- Episode no.: Season 2 Episode 12
- Directed by: Winrich Kolbe
- Story by: Michael Jan Friedman; Kevin J. Ryan;
- Teleplay by: Lisa Klink
- Production code: 128
- Original air date: November 27, 1995

Guest appearances
- Alan Scarfe - Augris; Tom Todoroff - Darod; Joel Grey - Caylem; Glenn Morshower - Guard;

Episode chronology
| ← Previous "Maneuvers" | Next → "Prototype" |
- Star Trek: Voyager season 2

= Resistance (Star Trek: Voyager) =

"Resistance" is the 28th episode of Star Trek: Voyager, and the 12th episode in the second season. With a teleplay by Lisa Klink and story by Michael Jan Friedman and Kevin J. Ryan, the episode depicts the USS Voyager, a space ship stranded on the other side of the galaxy, encountering an alien planet.

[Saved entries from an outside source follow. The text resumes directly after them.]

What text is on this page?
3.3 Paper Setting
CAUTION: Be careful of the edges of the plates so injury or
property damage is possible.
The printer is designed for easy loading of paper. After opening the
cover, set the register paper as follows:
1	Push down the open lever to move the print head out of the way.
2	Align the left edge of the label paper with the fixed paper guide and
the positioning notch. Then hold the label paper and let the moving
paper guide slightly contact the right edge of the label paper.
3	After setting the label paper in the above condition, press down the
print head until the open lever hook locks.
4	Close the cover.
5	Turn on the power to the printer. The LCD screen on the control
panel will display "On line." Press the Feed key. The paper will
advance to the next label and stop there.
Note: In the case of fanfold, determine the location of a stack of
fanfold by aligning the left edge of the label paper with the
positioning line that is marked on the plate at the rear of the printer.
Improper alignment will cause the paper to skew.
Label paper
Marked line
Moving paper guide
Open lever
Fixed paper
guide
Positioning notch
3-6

Starship Captain Kathryn Janeway must rescue officers Tuvok and B'Elanna Torres from an alien prison. The episode was directed by Winrich Kolbe.

The episode aired on UPN on November 27, 1995.

==Plot==
During an away mission to obtain a chemical vital to Voyagers systems, Tuvok and B'Elanna Torres are captured and imprisoned. An injured Captain Janeway is rescued by a local man, Caylem, who believes her to be his daughter. The action takes place among Alsaurians who are contacts of Neelix, and whose planet is occupied by the aggressive Mokra.

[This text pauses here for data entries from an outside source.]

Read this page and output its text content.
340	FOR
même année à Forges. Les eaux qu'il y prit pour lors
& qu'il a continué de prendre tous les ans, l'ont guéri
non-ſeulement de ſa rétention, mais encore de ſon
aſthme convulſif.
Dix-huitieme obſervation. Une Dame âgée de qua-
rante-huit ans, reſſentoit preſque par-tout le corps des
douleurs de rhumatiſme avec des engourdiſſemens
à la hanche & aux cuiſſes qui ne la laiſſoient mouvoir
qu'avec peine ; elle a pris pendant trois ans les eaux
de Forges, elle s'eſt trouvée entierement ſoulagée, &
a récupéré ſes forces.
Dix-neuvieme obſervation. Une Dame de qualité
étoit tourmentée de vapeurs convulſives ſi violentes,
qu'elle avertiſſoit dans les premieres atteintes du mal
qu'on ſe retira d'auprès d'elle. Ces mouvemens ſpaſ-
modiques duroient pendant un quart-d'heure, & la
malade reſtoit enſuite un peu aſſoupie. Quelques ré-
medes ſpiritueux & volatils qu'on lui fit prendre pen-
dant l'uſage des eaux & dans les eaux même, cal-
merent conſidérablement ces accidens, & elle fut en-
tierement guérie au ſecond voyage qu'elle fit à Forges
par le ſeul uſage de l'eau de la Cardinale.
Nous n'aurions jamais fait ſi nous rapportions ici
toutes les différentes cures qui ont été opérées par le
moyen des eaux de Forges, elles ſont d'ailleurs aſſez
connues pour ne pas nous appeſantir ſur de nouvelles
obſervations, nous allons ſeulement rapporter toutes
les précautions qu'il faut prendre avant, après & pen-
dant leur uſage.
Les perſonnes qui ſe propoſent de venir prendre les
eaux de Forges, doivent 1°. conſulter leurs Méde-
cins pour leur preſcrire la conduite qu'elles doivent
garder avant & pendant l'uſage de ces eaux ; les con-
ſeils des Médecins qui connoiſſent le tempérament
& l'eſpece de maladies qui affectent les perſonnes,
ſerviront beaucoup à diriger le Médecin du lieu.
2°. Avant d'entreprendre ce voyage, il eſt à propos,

Caylem eventually helps Janeway gain entrance into the caves where Tuvok and B'Elanna are being held prisoner and she releases them. Soon after, they are seized by the Mokra prison guards. The Mokra commanding officer, Augris, reveals that Caylem's real daughter Ralkana was shot and killed 12 years ago while attempting to rescue his wife from prison, who, unbeknown to her, had already died. Augris also indicates that Caylem has made this rescue attempt several times since then, having been rendered delusional after being unable to accept their deaths. Before Augris can interrogate Captain Janeway with the brutal methods that he used on Tuvok, Caylem, who still believes Janeway is his daughter, attacks. Caylem stabs Augris during the fight, but is shot by two prison guards before they can be stopped.

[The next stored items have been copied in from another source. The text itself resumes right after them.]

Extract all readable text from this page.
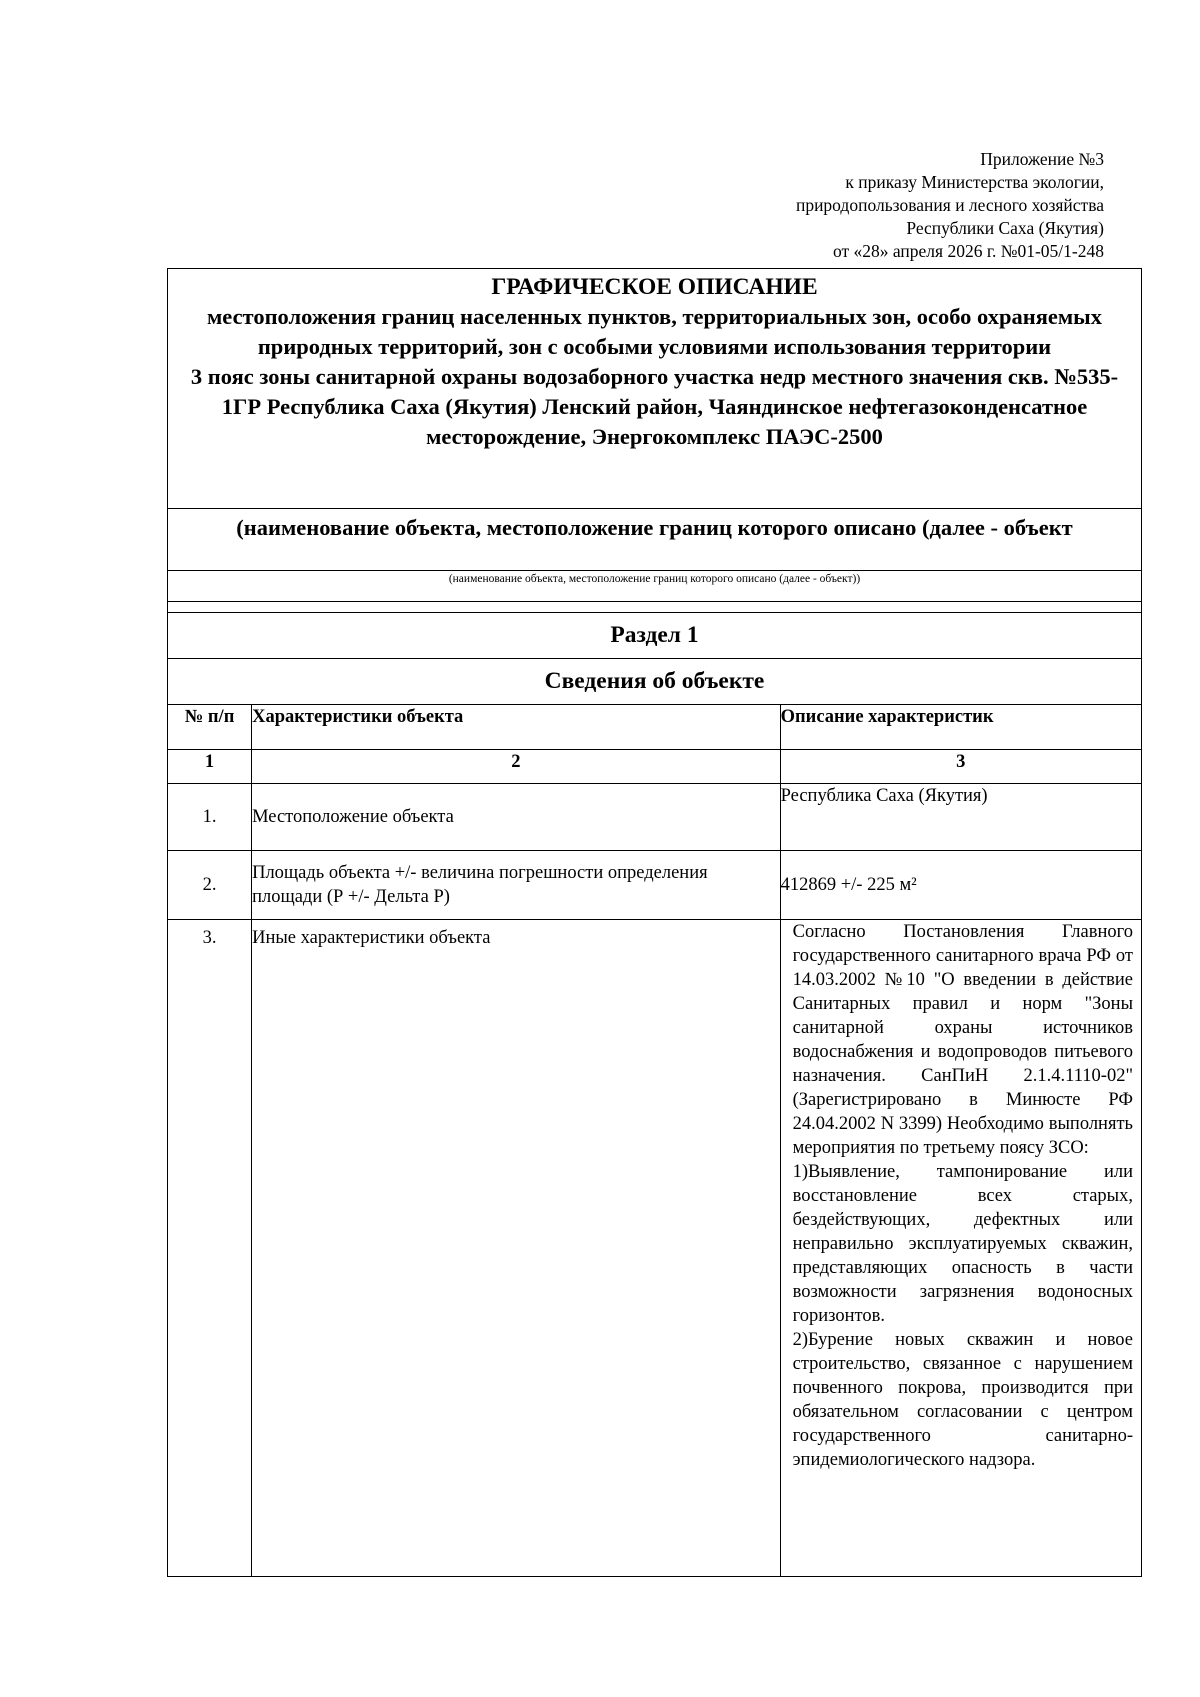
Приложение №3
к приказу Министерства экологии,
природопользования и лесного хозяйства
Республики Саха (Якутия)
от «28» апреля 2026 г. №01-05/1-248
ГРАФИЧЕСКОЕ ОПИСАНИЕ
местоположения границ населенных пунктов, территориальных зон, особо охраняемых природных территорий, зон с особыми условиями использования территории
3 пояс зоны санитарной охраны водозаборного участка недр местного значения скв. №535-1ГР Республика Саха (Якутия) Ленский район, Чаяндинское нефтегазоконденсатное месторождение, Энергокомплекс ПАЭС-2500
(наименование объекта, местоположение границ которого описано (далее - объект
(наименование объекта, местоположение границ которого описано (далее - объект))
Раздел 1
Сведения об объекте
№ п/п	Характеристики объекта	Описание характеристик
1	2	3
1.	Местоположение объекта	Республика Саха (Якутия)
2.	Площадь объекта +/- величина погрешности определения площади (Р +/- Дельта Р)	412869 +/- 225 м²
3.	Иные характеристики объекта	Согласно Постановления Главного государственного санитарного врача РФ от 14.03.2002 №10 "О введении в действие Санитарных правил и норм "Зоны санитарной охраны источников водоснабжения и водопроводов питьевого назначения. СанПиН 2.1.4.1110-02" (Зарегистрировано в Минюсте РФ 24.04.2002 N 3399) Необходимо выполнять мероприятия по третьему поясу ЗСО:
1)Выявление, тампонирование или восстановление всех старых, бездействующих, дефектных или неправильно эксплуатируемых скважин, представляющих опасность в части возможности загрязнения водоносных горизонтов.
2)Бурение новых скважин и новое строительство, связанное с нарушением почвенного покрова, производится при обязательном согласовании с центром государственного санитарно-эпидемиологического надзора.
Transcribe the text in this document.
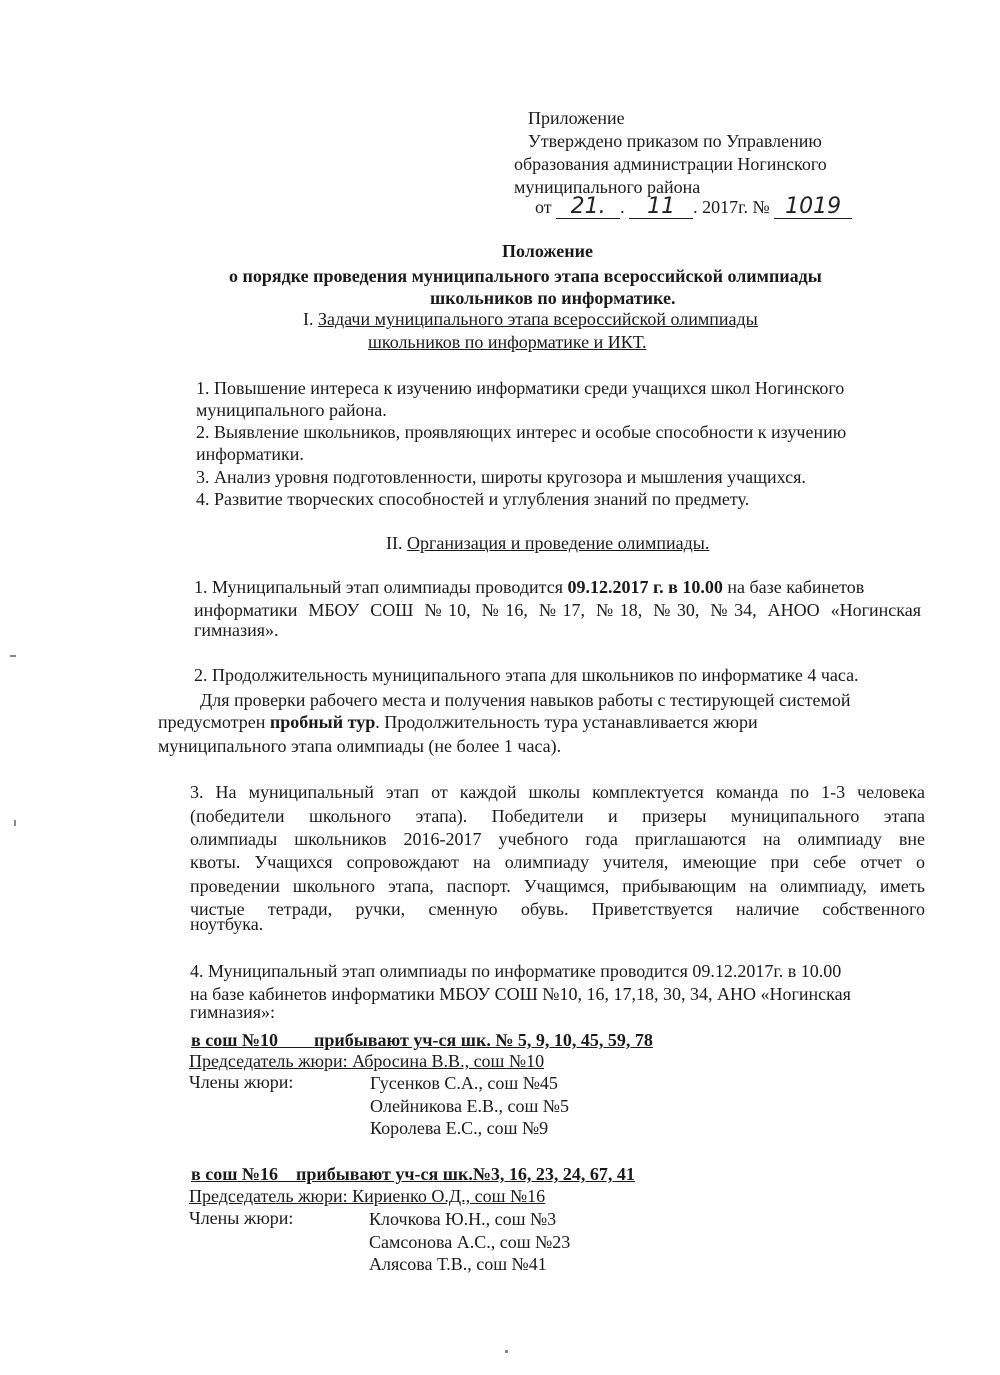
Приложение
Утверждено приказом по Управлению
образования администрации Ногинского
муниципального района
от 21. . 11 . 2017г. № 1019
Положение
о порядке проведения муниципального этапа всероссийской олимпиады
школьников по информатике.
I. Задачи муниципального этапа всероссийской олимпиады
школьников по информатике и ИКТ.
1. Повышение интереса к изучению информатики среди учащихся школ Ногинского
муниципального района.
2. Выявление школьников, проявляющих интерес и особые способности к изучению
информатики.
3. Анализ уровня подготовленности, широты кругозора и мышления учащихся.
4. Развитие творческих способностей и углубления знаний по предмету.
II. Организация и проведение олимпиады.
1. Муниципальный этап олимпиады проводится 09.12.2017 г. в 10.00 на базе кабинетов
информатики МБОУ СОШ №10, №16, №17, №18, №30, №34, АНОО «Ногинская
гимназия».
2. Продолжительность муниципального этапа для школьников по информатике 4 часа.
Для проверки рабочего места и получения навыков работы с тестирующей системой
предусмотрен пробный тур. Продолжительность тура устанавливается жюри
муниципального этапа олимпиады (не более 1 часа).
3. На муниципальный этап от каждой школы комплектуется команда по 1-3 человека
(победители школьного этапа). Победители и призеры муниципального этапа
олимпиады школьников 2016-2017 учебного года приглашаются на олимпиаду вне
квоты. Учащихся сопровождают на олимпиаду учителя, имеющие при себе отчет о
проведении школьного этапа, паспорт. Учащимся, прибывающим на олимпиаду, иметь
чистые тетради, ручки, сменную обувь. Приветствуется наличие собственного
ноутбука.
4. Муниципальный этап олимпиады по информатике проводится 09.12.2017г. в 10.00
на базе кабинетов информатики МБОУ СОШ №10, 16, 17,18, 30, 34, АНО «Ногинская
гимназия»:
в сош №10        прибывают уч-ся шк. № 5, 9, 10, 45, 59, 78
Председатель жюри: Абросина В.В., сош №10
Члены жюри:	Гусенков С.А., сош №45
Олейникова Е.В., сош №5
Королева Е.С., сош №9
в сош №16    прибывают уч-ся шк.№3, 16, 23, 24, 67, 41
Председатель жюри: Кириенко О.Д., сош №16
Члены жюри:	Клочкова Ю.Н., сош №3
Самсонова А.С., сош №23
Алясова Т.В., сош №41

As Caylem lies dying, Janeway tells him the commander was lying about Ralkana being shot. She reminds him that his wife had forgiven him for past actions, and asks that he accept that forgiveness. "My sweet girl" are Caylem's last words before he dies in her arms, and Janeway is saddened at his death. Back on Voyager, Janeway ponders Ralkana's precious metal necklace that he had presented to her, which she kept to remind herself of his kindness.

==Production==
Writer Lisa Klink had previously worked as a writing intern on Deep Space Nine. This was the first episode she had written for Voyager.

Joel Grey had previously worked with Kate Mulgrew in the 1985 film Remo Williams: The Adventure Begins. Prior to this, he had won both a Tony Award and an Academy Award for the stage and film versions of the musical Cabaret. The producers of Voyager had invited him to appear on several occasions, but after Mulgrew suggested he played Caylem, he agreed to make his debut appearance in Star Trek. He described the experience as "fun, fun and crazy", despite requiring a couple of hours each day to apply his prosthetic make-up. In a later interview, he noted the skilled makeup artists of Star Trek, needed for his role as an Alsaurian alien.

In the Star Trek franchise, "Resistance" is also the name of a book by J.M. Dillard, published by Simon and Schuster in 2007; the book is set in approximately the same time and period as Voyager but is not related to this episode.

== Reception ==
This had Nielsen ratings of 5.1 points when it was broadcast on television in 1995.

Keith DeCandido of Reactor rated the episode nine out of ten.